December 20, 2002 | This week’s
Truth in Advertising award goes to Two Weeks Notice, an exceptionally
engaging romantic comedy that is being sold with an attractive rendering
of Sandra Bullock and Hugh Grant as classically incandescent movie
stars. The ad artwork promises nothing more – but, on the other hand, nothing less – than
a couple of entertaining hours in the company of two charismatic lead
players as they do precisely what they’re expected to do in a movie
of this sort. I’m happy to offer this consumer report: The movie
more than makes good on that promise.
This is an old-fashioned, frankly formulaic star vehicle built for two,
and it brings out the best, or at least the most appealing, in its pampered
Grant is perfectly typecast as George Wade,
a cheerfully feckless millionaire who cracks wise with deadpan aplomb – “I thought she was
going to kill me,” he says of a disapproving social activist, “and
then feed me to the poor!” – while serving as the photogenic
spokesperson for his family’s Manhattan-based real estate development
firm. (His stodgy brother is – no surprise! -- the real brains
of the outfit.) And Bullock is equally comfortable in the role of Lucy
Kelson, a Harvard-educated attorney and environmentalist who is too obsessed
with her work to ever find Mr. Right.
These opposites start to attract when writer-director
Marc Lawrence has them “meet cute” just outside the front door of Wade
Corporation headquarters. George needs a new attorney and personal assistant.
Usually, he selects beautiful women (and potential bedmates) with dubious
legal credentials for this high-paying position. In order to placate
his brother, however, George opts to break with tradition and hire someone
more qualified. Someone a lot like Lucy, who wants George to refrain
from razing a community center in her old Coney Island neighborhood.
George agrees to preserve the landmark building – if she agrees
to work for him as his right-hand person.
Unfortunately, Lucy quickly learns that
the job requires 24/7 attentiveness, and entails providing fashion
tips and office-supply advice to the chronically indecisive George.
Even more unfortunately, her ironclad contract prevents her from quitting.

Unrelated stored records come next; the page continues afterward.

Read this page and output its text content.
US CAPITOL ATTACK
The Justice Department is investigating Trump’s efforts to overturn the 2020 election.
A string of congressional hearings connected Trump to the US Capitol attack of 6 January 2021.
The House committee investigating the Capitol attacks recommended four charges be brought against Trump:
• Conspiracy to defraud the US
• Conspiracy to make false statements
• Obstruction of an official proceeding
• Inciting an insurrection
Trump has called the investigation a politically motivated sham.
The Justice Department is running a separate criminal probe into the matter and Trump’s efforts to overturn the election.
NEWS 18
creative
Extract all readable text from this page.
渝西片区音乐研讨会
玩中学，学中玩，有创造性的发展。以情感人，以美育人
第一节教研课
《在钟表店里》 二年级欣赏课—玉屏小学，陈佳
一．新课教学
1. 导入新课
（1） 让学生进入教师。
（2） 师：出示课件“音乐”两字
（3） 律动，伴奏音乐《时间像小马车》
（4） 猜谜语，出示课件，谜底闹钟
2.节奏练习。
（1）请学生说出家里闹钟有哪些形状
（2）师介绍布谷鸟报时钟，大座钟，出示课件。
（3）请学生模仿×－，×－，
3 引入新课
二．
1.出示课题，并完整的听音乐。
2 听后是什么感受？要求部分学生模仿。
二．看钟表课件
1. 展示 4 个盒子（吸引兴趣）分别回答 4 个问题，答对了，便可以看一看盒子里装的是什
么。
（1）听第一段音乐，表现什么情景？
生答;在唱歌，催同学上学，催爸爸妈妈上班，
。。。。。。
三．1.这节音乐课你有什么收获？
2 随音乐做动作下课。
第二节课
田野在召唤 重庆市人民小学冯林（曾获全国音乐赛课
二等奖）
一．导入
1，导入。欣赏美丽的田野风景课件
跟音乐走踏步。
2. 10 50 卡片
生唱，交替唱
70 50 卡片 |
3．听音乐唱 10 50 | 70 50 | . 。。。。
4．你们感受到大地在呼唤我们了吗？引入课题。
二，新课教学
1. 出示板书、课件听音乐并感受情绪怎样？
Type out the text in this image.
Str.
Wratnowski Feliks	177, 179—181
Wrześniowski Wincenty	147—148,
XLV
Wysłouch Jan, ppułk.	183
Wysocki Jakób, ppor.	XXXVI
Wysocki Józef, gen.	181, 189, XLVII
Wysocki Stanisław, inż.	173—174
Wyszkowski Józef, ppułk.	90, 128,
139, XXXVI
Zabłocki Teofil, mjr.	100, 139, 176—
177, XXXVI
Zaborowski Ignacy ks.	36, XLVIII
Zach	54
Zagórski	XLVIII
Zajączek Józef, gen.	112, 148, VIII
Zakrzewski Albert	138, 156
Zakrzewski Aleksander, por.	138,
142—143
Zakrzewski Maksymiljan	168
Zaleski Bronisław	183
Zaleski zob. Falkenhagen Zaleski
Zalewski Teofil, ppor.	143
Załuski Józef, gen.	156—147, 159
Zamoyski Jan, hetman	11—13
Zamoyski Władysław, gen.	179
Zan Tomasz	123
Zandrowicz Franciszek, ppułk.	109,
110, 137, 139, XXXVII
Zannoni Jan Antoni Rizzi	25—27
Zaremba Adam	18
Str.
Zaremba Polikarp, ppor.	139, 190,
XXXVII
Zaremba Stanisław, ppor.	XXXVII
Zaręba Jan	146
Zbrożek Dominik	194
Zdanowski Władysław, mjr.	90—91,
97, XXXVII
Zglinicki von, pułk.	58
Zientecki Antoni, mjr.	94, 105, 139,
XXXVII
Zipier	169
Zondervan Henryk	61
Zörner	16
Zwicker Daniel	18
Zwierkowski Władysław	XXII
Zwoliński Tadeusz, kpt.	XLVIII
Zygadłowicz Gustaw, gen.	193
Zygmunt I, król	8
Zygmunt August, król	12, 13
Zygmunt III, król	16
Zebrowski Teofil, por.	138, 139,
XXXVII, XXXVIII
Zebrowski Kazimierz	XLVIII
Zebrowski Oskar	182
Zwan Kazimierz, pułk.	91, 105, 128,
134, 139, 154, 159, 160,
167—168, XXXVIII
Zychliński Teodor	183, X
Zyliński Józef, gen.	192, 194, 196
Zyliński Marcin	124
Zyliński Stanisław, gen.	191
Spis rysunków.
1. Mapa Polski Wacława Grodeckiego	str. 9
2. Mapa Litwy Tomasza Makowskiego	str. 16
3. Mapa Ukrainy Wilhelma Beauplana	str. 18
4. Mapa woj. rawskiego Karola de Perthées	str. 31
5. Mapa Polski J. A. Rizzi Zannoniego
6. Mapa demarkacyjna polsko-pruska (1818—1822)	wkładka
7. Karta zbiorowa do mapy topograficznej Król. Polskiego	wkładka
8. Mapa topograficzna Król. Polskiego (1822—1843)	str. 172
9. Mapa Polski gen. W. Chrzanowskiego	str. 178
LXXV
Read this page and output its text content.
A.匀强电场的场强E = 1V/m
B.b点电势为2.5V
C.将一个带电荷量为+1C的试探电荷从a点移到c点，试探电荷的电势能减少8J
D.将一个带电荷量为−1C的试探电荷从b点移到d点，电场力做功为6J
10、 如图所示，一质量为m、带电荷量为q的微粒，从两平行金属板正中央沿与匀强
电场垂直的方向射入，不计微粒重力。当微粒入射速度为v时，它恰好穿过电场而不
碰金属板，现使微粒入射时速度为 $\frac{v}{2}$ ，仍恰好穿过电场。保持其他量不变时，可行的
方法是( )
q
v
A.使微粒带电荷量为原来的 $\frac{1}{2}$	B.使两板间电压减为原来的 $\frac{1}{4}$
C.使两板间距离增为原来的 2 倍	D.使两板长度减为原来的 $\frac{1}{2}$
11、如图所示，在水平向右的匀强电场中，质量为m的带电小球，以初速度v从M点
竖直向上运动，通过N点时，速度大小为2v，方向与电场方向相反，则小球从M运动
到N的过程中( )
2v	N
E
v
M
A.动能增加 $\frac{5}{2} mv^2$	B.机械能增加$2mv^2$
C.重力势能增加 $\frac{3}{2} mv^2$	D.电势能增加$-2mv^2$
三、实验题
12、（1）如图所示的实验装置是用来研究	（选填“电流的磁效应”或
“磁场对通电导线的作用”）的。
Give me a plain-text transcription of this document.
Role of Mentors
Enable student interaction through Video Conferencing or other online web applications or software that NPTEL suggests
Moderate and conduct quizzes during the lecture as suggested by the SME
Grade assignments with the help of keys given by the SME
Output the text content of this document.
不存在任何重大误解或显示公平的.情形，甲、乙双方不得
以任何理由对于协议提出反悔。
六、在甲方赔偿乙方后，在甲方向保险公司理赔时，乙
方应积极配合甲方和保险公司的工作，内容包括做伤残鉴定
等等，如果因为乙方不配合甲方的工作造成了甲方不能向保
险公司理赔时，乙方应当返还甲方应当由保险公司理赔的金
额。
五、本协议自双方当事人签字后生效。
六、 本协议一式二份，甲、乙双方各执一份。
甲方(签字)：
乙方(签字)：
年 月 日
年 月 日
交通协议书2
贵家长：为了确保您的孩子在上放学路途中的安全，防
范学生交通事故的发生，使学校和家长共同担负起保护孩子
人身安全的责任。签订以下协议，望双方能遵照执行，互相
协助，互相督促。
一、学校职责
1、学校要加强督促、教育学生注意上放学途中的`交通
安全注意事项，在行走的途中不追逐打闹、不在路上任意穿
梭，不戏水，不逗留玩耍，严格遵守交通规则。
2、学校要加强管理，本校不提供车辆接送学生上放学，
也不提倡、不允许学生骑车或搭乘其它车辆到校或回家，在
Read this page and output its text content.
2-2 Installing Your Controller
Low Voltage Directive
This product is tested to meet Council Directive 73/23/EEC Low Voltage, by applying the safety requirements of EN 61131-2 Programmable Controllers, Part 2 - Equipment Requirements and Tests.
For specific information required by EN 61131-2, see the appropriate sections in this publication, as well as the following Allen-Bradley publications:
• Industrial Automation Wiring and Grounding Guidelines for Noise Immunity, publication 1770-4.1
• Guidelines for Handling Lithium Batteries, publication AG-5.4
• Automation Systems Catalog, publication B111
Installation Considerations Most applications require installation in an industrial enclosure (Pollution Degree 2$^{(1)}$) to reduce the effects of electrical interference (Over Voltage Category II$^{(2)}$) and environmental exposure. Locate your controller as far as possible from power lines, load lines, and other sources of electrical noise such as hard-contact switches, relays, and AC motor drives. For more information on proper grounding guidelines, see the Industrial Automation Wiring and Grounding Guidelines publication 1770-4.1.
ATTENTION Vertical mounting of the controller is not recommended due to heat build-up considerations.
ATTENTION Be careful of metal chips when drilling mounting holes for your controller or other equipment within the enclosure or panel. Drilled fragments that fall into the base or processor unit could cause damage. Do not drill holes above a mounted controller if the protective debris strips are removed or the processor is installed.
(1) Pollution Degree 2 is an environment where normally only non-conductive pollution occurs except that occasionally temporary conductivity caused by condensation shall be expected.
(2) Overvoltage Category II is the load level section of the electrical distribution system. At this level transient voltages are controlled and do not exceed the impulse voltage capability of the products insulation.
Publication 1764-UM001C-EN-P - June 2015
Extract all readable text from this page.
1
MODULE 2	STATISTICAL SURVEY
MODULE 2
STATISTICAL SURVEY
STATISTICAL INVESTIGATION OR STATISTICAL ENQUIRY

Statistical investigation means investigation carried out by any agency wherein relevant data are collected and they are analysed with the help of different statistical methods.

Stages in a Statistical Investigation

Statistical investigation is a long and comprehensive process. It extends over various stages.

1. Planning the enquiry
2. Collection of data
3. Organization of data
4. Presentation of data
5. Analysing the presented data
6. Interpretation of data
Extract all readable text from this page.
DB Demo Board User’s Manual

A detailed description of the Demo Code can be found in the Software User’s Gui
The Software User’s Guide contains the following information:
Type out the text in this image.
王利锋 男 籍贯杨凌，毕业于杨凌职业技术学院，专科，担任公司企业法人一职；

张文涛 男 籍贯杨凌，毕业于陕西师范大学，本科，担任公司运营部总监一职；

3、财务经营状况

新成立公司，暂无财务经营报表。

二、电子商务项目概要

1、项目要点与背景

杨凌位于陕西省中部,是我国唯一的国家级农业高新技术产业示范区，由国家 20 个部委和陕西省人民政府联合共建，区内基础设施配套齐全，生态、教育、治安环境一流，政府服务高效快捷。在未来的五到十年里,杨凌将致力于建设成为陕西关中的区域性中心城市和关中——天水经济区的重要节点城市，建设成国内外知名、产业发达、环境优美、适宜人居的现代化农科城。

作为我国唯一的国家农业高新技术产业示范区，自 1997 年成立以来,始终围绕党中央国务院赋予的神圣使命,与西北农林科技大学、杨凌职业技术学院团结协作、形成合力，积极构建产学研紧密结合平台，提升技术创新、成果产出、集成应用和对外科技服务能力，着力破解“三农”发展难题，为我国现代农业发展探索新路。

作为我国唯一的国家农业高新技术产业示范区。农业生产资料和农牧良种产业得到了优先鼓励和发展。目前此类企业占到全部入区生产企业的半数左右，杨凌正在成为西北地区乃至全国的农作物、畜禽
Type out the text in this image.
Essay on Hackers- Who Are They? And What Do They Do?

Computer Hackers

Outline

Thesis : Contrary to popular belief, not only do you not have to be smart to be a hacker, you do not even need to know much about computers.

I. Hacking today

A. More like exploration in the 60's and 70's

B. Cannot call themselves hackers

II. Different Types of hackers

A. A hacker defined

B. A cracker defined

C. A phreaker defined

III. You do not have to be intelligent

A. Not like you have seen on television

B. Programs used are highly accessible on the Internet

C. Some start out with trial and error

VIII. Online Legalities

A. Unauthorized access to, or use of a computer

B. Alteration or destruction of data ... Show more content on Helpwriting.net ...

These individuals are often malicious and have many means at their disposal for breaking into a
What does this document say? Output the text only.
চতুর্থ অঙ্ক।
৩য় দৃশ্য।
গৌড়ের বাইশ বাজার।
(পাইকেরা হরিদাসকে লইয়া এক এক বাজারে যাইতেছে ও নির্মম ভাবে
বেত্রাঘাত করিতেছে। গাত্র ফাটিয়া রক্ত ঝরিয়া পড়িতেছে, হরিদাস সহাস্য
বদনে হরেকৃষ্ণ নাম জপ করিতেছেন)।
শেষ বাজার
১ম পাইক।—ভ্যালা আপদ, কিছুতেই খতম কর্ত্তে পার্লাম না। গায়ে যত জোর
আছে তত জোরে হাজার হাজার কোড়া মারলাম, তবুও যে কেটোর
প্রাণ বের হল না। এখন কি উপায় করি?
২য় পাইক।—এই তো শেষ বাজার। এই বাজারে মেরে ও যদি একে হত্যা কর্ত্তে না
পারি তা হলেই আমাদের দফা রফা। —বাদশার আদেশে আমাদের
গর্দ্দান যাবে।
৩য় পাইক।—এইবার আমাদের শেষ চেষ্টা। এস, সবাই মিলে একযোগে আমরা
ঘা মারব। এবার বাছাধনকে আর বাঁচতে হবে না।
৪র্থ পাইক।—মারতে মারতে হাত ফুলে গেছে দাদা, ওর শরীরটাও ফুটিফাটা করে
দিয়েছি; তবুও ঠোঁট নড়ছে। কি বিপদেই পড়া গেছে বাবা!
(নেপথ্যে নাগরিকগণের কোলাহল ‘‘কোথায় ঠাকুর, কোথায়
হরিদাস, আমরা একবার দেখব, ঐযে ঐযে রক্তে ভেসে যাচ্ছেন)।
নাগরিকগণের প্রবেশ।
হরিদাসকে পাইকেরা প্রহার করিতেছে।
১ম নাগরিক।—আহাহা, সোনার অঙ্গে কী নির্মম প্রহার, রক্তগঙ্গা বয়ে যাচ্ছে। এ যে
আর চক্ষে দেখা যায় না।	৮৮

One thing leads to another – predictably, yet
pleasantly – and, eventually, their business relationship evolves
into something warmer.
If you enjoyed the sexy-and-scrappy verve Bullock displayed in Miss
Congeniality (another Marc Lawrence script), you’ll likely
enjoy her similarly appealing performance here. (She has a drunk scene
guaranteed to make her fans – and, yes, I count myself among
that group – fall in love with her all over again.). Grant also
falls back on familiar tricks, transforming ordinary dialogue into
witty bon mots with meticulously timed pauses and inflections. Better
still, he smartly undercuts his character’s carefree demeanor
with just a hint of melancholy, much as he did in About a Boy.
To be sure, Grant is capable of more sobersided
acting – he’s
quite good in Michael Apted’s Extreme Measures, a seriously
thrilling 1996 melodrama that didn’t find an audience until it
reached cable television – but that isn’t what this movie
calls for. Likewise, Bullock can easily play against her image as a brainy-but-klutzy
beauty, as she did to great effect in Bronwen Hughes’ under-appreciated
and widely misunderstood Forces of Nature (also written by Lawrence),
another movie that relatively few people purchased tickets to see.
But Two Weeks Notice allows both actors to play to their perceived
strengths. Or, to put it another way, the stars do here what, apparently,
most people are most interested in seeing them do. See what I mean about
truth in advertising? Short of re-titling the movie Sandra and Hugh
Make Nice, there’s nothing else the ad planners could have
done to be more up-front about their product.